The first minister will certainly be hoping this will take at least some of the pressure away after a phenomenally intense week for him and his government.
Mr Jones had been criticised for how allegations against Mr Sargeant, who was AM for Alyn and Deeside and had been suspended from the Labour party, were handled.
He was dismissed from his job as communities secretary on Friday 3 November and suspended by the Labour Party but said he had not been made aware of the full details of the allegations.
Bernie Attridge, deputy leader of Flintshire council and a lifelong friend of Mr Sargeant, called the announcement a "major U-turn by Carwyn Jones, of which I welcome".
"But I still feel, that now an independent inquiry has been set up, that he should step aside," he added.
Mr Andrews welcomed the announcement, saying: "I am glad an independent inquiry is to address the multiple questions that remain."

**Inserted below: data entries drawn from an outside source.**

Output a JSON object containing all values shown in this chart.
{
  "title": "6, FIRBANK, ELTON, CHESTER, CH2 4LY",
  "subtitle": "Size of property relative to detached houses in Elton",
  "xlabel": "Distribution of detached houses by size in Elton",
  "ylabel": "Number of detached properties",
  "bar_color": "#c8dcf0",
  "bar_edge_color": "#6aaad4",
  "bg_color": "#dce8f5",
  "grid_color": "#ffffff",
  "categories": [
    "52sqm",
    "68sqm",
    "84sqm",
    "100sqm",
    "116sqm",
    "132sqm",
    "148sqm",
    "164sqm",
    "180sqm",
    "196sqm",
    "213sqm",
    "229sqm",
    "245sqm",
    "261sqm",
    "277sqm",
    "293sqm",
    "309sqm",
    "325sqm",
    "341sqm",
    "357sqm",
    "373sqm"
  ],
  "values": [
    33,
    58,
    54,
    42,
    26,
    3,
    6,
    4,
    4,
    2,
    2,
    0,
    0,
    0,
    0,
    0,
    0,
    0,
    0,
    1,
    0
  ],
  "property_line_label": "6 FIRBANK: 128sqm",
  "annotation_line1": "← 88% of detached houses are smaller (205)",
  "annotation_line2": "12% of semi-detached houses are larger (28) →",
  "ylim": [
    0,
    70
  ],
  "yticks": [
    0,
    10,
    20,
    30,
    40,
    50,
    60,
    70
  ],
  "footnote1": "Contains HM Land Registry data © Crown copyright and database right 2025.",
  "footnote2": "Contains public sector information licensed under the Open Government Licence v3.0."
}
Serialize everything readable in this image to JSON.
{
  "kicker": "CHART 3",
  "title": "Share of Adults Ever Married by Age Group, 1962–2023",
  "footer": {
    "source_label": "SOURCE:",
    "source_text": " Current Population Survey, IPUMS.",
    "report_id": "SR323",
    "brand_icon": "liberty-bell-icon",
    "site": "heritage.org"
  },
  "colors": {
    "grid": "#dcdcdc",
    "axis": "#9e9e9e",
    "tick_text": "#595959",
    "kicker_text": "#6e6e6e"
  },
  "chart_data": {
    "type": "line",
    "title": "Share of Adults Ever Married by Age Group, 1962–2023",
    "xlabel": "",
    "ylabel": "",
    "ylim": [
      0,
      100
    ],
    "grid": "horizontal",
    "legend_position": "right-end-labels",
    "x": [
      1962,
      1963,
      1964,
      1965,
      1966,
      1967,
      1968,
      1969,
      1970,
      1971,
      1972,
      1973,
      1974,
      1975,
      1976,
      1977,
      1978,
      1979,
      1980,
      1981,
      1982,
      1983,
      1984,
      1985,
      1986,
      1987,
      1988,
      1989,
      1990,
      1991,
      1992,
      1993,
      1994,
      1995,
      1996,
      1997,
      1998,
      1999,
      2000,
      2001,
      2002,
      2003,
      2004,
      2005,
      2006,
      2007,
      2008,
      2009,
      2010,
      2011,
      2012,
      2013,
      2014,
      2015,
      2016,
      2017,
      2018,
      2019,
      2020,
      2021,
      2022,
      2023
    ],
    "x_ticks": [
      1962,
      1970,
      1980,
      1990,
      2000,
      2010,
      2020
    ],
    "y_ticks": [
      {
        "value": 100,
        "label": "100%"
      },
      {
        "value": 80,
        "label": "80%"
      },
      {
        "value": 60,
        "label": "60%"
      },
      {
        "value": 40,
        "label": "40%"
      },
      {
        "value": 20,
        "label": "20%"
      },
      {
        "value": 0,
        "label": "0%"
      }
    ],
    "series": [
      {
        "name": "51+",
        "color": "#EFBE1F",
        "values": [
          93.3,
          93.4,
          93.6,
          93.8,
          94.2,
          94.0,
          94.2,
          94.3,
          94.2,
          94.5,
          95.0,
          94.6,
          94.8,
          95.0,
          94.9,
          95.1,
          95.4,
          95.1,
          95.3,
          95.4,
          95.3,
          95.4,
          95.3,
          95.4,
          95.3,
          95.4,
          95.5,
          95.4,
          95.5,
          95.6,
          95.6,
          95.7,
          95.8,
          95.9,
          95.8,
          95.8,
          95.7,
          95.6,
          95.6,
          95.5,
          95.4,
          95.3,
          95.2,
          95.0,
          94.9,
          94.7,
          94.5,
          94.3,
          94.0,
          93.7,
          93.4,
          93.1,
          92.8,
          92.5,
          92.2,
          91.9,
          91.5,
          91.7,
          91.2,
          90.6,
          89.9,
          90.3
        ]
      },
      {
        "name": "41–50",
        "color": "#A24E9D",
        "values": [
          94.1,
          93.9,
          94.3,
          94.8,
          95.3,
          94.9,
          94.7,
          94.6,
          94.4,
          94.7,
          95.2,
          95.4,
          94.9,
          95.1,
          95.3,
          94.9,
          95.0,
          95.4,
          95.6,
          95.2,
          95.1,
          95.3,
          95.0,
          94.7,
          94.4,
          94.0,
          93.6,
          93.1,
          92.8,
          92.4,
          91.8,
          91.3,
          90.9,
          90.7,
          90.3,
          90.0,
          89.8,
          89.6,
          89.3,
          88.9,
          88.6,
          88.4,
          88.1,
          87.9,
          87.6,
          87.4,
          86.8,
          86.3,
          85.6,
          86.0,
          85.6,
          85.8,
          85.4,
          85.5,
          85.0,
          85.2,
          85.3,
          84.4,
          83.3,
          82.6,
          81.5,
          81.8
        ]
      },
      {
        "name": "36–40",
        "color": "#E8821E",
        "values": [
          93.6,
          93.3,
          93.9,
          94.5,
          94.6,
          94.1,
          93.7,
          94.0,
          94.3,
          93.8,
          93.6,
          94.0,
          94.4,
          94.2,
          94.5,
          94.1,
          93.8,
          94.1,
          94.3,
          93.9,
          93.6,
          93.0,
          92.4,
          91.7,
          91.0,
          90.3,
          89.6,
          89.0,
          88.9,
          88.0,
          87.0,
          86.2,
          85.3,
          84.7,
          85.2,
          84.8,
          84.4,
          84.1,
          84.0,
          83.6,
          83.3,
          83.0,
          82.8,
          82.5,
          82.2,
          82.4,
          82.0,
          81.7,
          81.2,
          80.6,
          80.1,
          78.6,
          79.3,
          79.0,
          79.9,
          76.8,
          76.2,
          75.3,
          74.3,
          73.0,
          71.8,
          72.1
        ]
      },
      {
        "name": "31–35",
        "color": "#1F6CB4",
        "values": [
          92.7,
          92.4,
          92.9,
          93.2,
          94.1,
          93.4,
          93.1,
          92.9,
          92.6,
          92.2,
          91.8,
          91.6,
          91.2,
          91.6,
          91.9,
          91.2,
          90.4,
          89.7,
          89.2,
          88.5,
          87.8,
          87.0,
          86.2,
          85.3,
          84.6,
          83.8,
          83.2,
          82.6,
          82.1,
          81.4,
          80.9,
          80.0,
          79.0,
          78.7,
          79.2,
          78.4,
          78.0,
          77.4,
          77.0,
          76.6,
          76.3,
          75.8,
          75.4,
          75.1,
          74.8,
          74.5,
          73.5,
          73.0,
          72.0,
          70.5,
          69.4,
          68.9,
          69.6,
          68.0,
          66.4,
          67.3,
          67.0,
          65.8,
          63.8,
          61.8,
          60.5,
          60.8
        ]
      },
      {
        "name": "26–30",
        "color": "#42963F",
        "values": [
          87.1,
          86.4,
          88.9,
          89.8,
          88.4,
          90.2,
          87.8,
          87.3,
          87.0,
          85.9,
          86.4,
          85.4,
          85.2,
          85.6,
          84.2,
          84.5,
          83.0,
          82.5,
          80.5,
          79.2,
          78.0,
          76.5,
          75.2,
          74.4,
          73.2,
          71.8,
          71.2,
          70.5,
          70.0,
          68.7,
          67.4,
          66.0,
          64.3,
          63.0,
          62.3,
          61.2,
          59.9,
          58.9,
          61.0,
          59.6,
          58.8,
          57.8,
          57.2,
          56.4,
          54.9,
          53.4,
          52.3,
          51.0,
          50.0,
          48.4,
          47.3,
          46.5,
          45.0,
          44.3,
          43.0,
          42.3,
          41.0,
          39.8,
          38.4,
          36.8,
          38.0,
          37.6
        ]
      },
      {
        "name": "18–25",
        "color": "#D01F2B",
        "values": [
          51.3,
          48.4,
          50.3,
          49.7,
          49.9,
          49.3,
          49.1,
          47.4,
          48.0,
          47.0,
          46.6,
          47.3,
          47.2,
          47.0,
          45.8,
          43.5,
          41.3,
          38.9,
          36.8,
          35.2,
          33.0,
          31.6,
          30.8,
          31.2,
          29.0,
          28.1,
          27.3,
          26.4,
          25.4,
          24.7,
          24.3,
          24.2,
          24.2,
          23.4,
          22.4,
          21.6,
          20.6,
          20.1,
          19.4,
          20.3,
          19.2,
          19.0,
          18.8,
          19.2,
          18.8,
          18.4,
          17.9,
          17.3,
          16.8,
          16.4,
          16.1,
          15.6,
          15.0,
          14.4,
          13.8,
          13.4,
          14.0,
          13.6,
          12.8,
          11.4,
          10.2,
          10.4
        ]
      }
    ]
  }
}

Mr Lucas also welcomed the inquiry, as did Cardiff Central AM Jenny Rathbone.
Welsh Conservative leader Andrew RT Davies said he was "grateful" for the announcement but said it was "regrettable" that it was not made in Thursday's statement.
"We need the answers to the questions that have rightly been asked of how a 49-year-old man felt so, so down at the beginning of this week that the only way out [was] that he could take his own life", Mr Davies told BBC Radio Wales.
Mr Davies has also asked for an investigation into allegations made by Mr Andrews of a bullying culture in Welsh Government.
The first minister previously said he would be open to scrutiny over how he sacked Mr Sargeant from his Welsh Government cabinet job.
Mr Sargeant had vowed to clear his name but following his death, his family claimed he did not receive "natural justice".
The inquest into his death is due to open and adjourn on Monday.
The first minister's spokesman added: "It is our understanding that such an inquiry should not take place before the outcome of a coroner's inquest - but we will take further advice on this matter."
The announcement was released minutes after a solicitor for the family said they were "deeply" concerned the first minister suggested that the answers the family seek should be dealt with in a coroner's inquest.
"What a coroner's inquest cannot determine or appear to be determining is the civil or criminal liability," the statement read.
It added that an inquiry would determine the "reasons for the complete abdication of responsibility and duty of care that was owed to Carl".